Enfin, pour compenser la baisse de l’euro, les entreprises helvétiques se sont tournées vers les marchés en dollars, notamment l’Asie. Ainsi, dans le secteur du tourisme, les hôtels ne constatent pas spécialement une augmentation des réservations. «Notre clientèle estivale vient essentiellement d’Asie et d’Inde», relève un hôtelier de la station vaudoise des Diablerets. Un avis que partage Olga Uliyanova, gestionnaire au Chalet RoyAlp Hôtel & Spa à Villars-sur-Ollon (VD). «Cette période d’entre-saison est très calme. Le nombre de réservations et de nuitées reste le même que l’année passée. L’influence des conditions météorologiques est plus considérable que le taux de change», dit-elle.

Eric Fassbind, à la tête de six hôtels à Lausanne et à Zurich, doute que l’été soit meilleur qu’attendu. «Quand le taux de change est en faveur du tourisme suisse, les clients mettent beaucoup de temps à s’en rendre compte.» Pour les touristes, la Suisse garde l’image d’un pays cher.

Marges supplémentaires

Du côté politique, il semble régner un enthousiasme qui tranche avec la réserve des patrons. Les taux de change, Jean-Nathanaël Karakash, conseiller d’Etat neuchâtelois socialiste chargé de l’économie, les suit de près, d’autant que le canton de Neuchâtel exporte deux fois plus que la moyenne suisse.

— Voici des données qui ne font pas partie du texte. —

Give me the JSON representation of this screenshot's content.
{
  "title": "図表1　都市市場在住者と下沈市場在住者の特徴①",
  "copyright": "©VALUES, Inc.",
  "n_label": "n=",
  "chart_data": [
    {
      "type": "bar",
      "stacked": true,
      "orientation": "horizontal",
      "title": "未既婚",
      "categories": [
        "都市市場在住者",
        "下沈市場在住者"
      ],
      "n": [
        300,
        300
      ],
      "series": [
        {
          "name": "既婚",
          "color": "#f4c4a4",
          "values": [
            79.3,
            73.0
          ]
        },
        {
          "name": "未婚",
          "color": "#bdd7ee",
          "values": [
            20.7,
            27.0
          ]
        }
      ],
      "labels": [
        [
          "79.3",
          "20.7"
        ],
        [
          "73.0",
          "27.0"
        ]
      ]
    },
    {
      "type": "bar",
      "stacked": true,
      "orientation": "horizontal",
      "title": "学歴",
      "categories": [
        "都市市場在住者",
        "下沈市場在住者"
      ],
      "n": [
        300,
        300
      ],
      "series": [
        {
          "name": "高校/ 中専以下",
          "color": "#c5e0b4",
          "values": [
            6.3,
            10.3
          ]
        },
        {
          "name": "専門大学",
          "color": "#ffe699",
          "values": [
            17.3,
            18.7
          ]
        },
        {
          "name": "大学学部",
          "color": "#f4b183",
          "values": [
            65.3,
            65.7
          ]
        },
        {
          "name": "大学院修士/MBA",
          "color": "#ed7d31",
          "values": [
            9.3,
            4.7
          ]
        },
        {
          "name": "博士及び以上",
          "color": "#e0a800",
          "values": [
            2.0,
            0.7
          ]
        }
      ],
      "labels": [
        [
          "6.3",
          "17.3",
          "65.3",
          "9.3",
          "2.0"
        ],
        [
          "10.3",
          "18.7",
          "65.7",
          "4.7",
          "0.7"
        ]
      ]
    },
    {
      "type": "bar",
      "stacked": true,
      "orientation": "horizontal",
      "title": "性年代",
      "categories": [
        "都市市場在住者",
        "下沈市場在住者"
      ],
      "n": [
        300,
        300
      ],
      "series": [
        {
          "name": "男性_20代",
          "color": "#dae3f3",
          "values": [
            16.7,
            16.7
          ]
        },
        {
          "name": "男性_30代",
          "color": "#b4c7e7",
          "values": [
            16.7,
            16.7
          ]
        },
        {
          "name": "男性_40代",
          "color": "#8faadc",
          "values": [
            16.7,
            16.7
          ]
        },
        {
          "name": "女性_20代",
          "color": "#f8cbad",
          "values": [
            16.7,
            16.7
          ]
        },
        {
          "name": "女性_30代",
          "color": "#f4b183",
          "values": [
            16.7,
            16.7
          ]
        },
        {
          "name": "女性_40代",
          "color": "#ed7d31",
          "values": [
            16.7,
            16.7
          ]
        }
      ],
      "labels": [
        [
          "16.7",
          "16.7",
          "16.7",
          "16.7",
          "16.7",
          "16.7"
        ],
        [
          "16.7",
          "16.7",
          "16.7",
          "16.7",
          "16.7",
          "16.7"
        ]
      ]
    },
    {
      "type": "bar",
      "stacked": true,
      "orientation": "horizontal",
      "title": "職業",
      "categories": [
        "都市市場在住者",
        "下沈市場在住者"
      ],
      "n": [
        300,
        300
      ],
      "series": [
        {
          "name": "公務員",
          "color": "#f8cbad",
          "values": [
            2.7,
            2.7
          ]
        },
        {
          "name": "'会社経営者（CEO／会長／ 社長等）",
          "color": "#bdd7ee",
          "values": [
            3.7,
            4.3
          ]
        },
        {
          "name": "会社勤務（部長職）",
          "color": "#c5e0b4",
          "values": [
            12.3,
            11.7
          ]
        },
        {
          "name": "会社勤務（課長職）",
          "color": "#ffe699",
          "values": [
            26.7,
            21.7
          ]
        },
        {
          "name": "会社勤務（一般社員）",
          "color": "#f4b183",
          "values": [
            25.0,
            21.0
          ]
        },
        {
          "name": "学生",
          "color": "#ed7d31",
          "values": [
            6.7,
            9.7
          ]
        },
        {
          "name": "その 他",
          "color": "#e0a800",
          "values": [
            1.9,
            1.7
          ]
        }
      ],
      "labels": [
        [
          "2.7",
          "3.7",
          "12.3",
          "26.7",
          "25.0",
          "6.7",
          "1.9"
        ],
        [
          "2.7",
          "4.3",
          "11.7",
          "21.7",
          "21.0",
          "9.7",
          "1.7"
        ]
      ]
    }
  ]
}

«Les entreprises qui ont survécu au franc fort sont celles qui ont réussi à devenir rentables avec un euro à 1,05 franc, dit-il. Donc, à 1,20 franc, ces sociétés, qui sont habituées à vivre avec une marge de 7 ou 8%, se retrouvent avec des marges bien plus importantes.»

Pour l’élu, ces entreprises ont désormais trois options: «Soit elles baissent leurs prix pour agresser les concurrents internationaux, soit elles augmentent les profits pour constituer un trésor de guerre, soit elles investissent pour prendre de l’avance sur le plan technologique. Mais dans tous les cas, elles sont gagnantes.»